大江戸シンデレラ
◆◇ 六段目 ◇◆
◇閾の場◇
来る日も来る日も、美鶴は雑巾を縫う手を止めることなく励み続けた。
とりあえず一枚を縫い上げると、いつも忙しなげに立ち動いているおさとを悪いと思いつつ呼び止め、見てもらう。
もし良ければ次の一枚に取り掛かれるが、悪ければ糸を解いてまたやり直しだ。
この日も朝から縫い物をしていると、家屋敷の塀の向こうから、棒手振りと呼ばれる行商人の売り声が聞こえてきた。

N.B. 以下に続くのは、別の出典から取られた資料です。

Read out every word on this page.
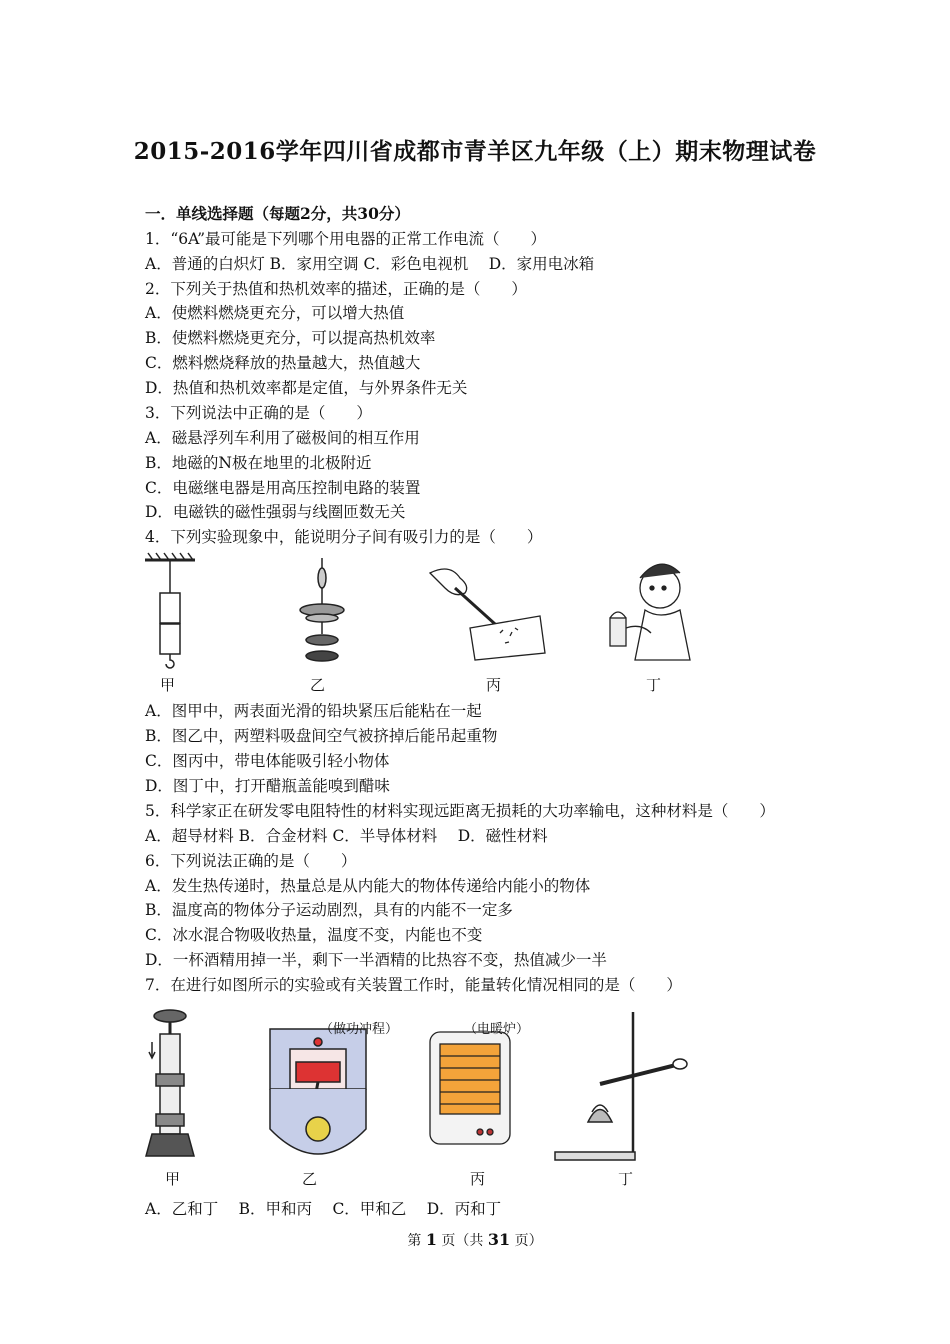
2015-2016学年四川省成都市青羊区九年级（上）期末物理试卷
一．单线选择题（每题2分，共30分）
1．“6A”最可能是下列哪个用电器的正常工作电流（　　）
A．普通的白炽灯 B．家用空调 C．彩色电视机　 D．家用电冰箱
2．下列关于热值和热机效率的描述，正确的是（　　）
A．使燃料燃烧更充分，可以增大热值
B．使燃料燃烧更充分，可以提高热机效率
C．燃料燃烧释放的热量越大，热值越大
D．热值和热机效率都是定值，与外界条件无关
3．下列说法中正确的是（　　）
A．磁悬浮列车利用了磁极间的相互作用
B．地磁的N极在地里的北极附近
C．电磁继电器是用高压控制电路的装置
D．电磁铁的磁性强弱与线圈匝数无关
4．下列实验现象中，能说明分子间有吸引力的是（　　）
甲	乙	丙	丁
A．图甲中，两表面光滑的铅块紧压后能粘在一起
B．图乙中，两塑料吸盘间空气被挤掉后能吊起重物
C．图丙中，带电体能吸引轻小物体
D．图丁中，打开醋瓶盖能嗅到醋味
5．科学家正在研发零电阻特性的材料实现远距离无损耗的大功率输电，这种材料是（　　）
A．超导材料 B．合金材料 C．半导体材料　 D．磁性材料
6．下列说法正确的是（　　）
A．发生热传递时，热量总是从内能大的物体传递给内能小的物体
B．温度高的物体分子运动剧烈，具有的内能不一定多
C．冰水混合物吸收热量，温度不变，内能也不变
D．一杯酒精用掉一半，剩下一半酒精的比热容不变，热值减少一半
7．在进行如图所示的实验或有关装置工作时，能量转化情况相同的是（　　）
（做功冲程）	（电暖炉）
甲	乙	丙	丁
A．乙和丁　 B．甲和丙　 C．甲和乙　 D．丙和丁
第 1 页（共 31 页）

いつもは魚や野菜を鬻ぐ声であるのに、今日はめずらしくお菜(惣菜)である。
美鶴は居ても立ってもいられず、奥の箪笥にしまっておいた巾着を取り出した。
そして、其処からいくらか銭を取り出し、袂へ入れる。
部屋から縁側に出ると、おそらくおさとのものであろう。下駄があった。
その下駄をつっかけ、急いで板塀へと向かう。
ぐるりを見渡すと、裏口と思しき処に木戸があった。
美鶴はその木戸を開けて、表に出る。
あの日、真夜中に此処に連れてこられたとき以来、ひさかたぶりの「外」であった。